Monthly Archives: October 2020

A Guide for Journalists to the Reporting of Opinion Polls?

The British Polling Council is today publishing A Quick Guide for Journalists to the Use and Reporting of Opinion Polls.

This publication has been designed to provide practical guidance for anyone unfamiliar with polls who finds themselves charged with interpreting and writing up an opinion poll in today’s media environment.

It forms part of the British Polling Council’s response to the recommendations of the House of Lords Select Committee on Political Polling and Digital Media.

The document has been developed as a “guided tour” of the key points to bear in mind when working with opinion poll data. Its contents include:

  • An overview on how polls are conducted, including what to look out for when judging whether the sample is representative.
  • Advice on how to evaluate the questions covered in an opinion poll.
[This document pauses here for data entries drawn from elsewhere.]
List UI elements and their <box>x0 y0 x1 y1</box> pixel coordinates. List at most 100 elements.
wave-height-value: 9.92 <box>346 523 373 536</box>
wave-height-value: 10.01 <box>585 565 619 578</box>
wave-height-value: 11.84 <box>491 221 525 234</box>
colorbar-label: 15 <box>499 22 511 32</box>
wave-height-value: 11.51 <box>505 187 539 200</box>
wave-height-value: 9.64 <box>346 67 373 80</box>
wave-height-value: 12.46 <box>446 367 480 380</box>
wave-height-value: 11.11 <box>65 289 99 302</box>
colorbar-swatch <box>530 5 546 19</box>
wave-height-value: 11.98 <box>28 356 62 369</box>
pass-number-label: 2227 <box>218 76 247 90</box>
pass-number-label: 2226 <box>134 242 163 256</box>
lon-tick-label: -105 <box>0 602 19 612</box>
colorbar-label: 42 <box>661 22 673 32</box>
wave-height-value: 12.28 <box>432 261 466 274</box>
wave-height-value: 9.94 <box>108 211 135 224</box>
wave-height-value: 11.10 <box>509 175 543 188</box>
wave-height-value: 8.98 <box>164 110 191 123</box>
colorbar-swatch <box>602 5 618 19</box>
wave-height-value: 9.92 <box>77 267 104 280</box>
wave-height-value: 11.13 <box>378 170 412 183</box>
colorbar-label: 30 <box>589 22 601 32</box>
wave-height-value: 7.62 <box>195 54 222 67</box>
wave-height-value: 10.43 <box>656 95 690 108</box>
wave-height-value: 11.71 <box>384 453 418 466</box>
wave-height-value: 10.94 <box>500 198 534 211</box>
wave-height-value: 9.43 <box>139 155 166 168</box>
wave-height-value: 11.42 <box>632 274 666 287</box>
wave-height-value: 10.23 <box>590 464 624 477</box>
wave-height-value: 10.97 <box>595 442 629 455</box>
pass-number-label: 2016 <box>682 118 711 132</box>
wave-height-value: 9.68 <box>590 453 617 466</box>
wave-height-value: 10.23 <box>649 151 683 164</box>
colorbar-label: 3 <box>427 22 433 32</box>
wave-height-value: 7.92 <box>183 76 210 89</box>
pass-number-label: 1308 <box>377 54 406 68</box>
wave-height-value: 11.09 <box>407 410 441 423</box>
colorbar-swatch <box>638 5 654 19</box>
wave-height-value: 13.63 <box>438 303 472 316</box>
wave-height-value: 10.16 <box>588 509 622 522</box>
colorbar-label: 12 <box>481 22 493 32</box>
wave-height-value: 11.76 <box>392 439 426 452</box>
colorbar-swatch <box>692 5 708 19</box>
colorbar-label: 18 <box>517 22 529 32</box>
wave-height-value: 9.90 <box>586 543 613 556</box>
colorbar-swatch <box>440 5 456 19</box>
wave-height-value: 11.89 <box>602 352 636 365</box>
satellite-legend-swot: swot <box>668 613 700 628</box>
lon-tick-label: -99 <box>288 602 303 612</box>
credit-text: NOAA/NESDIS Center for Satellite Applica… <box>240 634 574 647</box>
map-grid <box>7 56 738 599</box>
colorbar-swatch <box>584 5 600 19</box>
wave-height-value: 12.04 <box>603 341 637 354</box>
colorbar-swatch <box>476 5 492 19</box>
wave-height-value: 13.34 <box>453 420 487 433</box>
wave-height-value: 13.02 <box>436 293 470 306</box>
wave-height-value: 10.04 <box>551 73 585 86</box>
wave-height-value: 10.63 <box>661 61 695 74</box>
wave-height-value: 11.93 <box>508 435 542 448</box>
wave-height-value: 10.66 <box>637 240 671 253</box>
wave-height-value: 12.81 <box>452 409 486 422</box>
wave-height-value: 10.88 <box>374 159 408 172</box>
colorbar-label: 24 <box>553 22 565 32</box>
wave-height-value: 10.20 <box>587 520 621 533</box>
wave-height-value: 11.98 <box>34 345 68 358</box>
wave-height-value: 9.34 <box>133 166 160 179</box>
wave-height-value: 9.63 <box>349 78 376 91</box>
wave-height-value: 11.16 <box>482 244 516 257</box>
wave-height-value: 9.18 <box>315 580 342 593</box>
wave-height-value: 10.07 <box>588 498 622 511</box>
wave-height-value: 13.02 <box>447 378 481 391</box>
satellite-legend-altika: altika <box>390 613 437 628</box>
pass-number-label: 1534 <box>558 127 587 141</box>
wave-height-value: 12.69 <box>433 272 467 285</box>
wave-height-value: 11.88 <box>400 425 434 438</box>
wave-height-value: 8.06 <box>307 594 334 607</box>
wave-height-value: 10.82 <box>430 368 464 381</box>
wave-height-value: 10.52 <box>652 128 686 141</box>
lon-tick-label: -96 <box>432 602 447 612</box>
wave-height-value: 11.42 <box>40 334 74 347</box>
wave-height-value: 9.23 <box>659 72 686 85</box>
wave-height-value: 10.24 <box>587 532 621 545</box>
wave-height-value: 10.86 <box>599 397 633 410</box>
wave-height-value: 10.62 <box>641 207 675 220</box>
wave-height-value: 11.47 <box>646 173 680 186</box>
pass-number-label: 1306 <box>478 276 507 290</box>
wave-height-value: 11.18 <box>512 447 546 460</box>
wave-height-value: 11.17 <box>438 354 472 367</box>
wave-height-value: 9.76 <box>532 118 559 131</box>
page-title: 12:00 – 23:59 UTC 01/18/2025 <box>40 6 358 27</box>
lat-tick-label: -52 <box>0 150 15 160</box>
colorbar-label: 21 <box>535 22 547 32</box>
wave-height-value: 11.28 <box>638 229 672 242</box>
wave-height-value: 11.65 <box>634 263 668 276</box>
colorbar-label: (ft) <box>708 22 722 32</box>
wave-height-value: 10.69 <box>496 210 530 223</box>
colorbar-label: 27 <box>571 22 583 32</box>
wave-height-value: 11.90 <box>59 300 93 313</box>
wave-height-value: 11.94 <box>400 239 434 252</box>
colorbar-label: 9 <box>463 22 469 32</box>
For example: are they written in everyday language? Do the questions lead the respondent?
  • Guidance on how to interpret the results of polls, including key dos and don’ts when it comes to looking at sub-samples (such as differences by age) or describing changes over time.

The resource has been developed to complement the existing materials available to practitioners and users of opinion polls, including this detailed guide developed by the press regulator IMPRESS and the Market Research Society.

The Quick Guide for Journalists is available on the BPC website (Opinion Polls: Guidance for Journalists), alongside a video briefing with the President of the British Polling Council, Professor Sir John Curtice.

Commenting on the launch of the Guide, Professor Curtice says: “In its report, the House of Lords committee expressed a number of concerns about how the media report polls. Our guide is intended to help address some of these concerns by providing a quick five-minute accessible introduction to polls. It describes both the strengths and the limits of polls, outlines five key questions that should be asked of any poll, and identifies the major potential pitfalls to avoid in writing a poll story. We hope that it will help journalists in newsdesks up and down the country report polls in a way that their audience finds both interesting and informative.”